We’ve been asked to monitor a specific entitlement with specific outcomes:
Monthly report on which account it was assigned/removed, including timestamp
Email specific group when it is assigned to anyone
I was hoping Access History had an option for #1, but it is focused on Identities and their history. Instead, I plan to enable Native Change Detection and create a search for update events which contain this entitlement name. I imagine this is common but haven’t found an example (will share mine if it works out).
For #2 I think creating a workflow is the best option, since Native Change operations are supported triggers. I am having trouble with the JSON for my trigger though:
Hi David,
You can use the below Search query which returns all the passed events for the specific entitlement for the last one month. Select the required columns in the results and save it, then subscribe it monthly to the specific group whom you want to send an email. So that it will be automated and periodically send the emails to the group of recipients.

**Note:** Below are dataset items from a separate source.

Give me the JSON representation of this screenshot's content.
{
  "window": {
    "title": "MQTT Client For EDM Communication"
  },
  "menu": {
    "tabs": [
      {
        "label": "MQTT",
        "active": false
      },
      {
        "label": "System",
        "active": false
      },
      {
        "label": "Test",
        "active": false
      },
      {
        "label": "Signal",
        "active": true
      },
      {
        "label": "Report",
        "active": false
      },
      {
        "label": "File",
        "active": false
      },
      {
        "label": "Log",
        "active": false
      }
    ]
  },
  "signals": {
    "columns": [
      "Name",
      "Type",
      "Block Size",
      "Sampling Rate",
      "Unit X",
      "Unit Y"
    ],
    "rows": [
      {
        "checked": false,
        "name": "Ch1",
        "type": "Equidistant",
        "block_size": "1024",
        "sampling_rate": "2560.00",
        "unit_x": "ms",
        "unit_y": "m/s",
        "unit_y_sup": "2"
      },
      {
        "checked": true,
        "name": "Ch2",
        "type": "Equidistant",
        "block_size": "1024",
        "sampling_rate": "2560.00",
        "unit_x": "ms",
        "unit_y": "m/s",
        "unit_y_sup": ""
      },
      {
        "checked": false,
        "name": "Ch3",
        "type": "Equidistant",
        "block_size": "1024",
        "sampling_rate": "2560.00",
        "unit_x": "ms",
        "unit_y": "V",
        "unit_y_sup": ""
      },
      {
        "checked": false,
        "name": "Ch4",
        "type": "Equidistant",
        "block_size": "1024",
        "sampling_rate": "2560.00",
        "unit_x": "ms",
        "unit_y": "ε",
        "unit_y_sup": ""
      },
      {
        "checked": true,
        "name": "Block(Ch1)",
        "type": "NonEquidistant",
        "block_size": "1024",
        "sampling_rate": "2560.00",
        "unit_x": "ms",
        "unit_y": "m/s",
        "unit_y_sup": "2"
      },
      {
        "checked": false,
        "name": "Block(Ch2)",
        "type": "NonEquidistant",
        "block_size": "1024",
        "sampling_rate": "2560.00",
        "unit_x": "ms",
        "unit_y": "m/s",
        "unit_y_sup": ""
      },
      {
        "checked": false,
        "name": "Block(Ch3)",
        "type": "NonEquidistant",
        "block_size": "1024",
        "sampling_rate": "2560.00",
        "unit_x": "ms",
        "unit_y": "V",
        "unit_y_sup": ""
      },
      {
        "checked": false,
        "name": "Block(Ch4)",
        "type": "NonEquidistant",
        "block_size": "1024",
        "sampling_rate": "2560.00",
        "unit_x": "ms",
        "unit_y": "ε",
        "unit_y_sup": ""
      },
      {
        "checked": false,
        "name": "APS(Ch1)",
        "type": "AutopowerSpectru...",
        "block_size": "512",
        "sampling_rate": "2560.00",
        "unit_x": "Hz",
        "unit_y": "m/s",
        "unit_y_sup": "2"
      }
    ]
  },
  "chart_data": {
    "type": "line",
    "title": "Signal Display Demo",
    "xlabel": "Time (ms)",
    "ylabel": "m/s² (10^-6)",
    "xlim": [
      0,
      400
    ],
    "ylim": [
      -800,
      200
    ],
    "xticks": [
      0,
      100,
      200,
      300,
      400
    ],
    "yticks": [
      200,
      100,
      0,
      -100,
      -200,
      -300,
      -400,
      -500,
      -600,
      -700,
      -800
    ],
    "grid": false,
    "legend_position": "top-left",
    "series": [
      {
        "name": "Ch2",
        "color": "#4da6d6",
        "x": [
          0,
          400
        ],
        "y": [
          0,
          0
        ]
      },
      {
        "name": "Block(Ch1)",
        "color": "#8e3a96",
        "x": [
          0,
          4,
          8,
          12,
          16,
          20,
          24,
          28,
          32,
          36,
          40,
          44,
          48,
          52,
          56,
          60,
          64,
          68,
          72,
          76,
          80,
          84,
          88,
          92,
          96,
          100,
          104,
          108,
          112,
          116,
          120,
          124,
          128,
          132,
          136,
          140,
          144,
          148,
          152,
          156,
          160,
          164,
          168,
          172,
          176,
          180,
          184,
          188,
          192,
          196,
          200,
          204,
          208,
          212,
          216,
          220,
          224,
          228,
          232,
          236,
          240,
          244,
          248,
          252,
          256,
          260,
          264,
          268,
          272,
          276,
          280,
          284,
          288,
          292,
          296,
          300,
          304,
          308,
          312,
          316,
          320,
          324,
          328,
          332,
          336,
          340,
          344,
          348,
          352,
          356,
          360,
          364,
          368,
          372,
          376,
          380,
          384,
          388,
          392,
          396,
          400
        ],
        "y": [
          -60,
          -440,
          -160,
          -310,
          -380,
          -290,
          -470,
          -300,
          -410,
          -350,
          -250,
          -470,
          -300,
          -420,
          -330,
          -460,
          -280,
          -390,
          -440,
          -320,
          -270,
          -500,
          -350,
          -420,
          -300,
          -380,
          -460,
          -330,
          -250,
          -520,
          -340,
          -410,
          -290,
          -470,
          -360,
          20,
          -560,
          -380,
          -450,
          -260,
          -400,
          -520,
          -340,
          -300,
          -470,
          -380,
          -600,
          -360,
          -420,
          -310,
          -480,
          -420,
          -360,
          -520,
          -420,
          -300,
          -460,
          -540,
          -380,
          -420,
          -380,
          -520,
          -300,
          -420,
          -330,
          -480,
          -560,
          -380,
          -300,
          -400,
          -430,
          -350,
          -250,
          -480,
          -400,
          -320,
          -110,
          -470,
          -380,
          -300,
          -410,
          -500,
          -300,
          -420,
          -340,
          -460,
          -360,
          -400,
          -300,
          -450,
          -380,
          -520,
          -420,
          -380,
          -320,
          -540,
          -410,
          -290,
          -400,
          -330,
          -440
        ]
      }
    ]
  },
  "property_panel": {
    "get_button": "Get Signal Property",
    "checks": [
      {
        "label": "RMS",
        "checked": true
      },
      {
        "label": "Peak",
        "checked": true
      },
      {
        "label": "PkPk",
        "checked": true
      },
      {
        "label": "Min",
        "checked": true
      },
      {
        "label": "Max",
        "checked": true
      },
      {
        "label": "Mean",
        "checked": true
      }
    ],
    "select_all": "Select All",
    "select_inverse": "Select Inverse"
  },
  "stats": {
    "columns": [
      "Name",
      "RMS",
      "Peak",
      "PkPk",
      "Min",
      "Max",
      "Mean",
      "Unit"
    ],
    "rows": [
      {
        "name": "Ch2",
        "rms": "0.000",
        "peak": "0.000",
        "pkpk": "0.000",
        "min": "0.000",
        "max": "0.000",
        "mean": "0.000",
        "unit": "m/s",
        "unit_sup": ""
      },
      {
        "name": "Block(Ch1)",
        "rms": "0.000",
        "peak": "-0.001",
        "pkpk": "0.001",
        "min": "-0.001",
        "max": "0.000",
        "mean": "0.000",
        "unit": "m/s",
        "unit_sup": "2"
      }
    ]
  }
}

"Entitlement Name" AND (operation:"ADD" OR "REMOVE") AND status:"PASSED" AND created:[now-1M TO now]
You can also customize the query based on your requirement.
You can leverage workflow capabilities in this case. You can use provisioning completed trigger and use the filter on entitlement of your choice as well as result. You can apply additional filter based on your requirements.
From the trigger, you can get almost all the information to monitor that entitlement as well as the identity information and can notify specific group with “Send Email” action. Triggers - SailPoint Identity Services.
Thanks for the responses @suresh4iam & @kdfreeman. I realize I neglected to include an important detail: these entitlements are not managed/provisioned by SailPoint, we are looking at native changes on the source.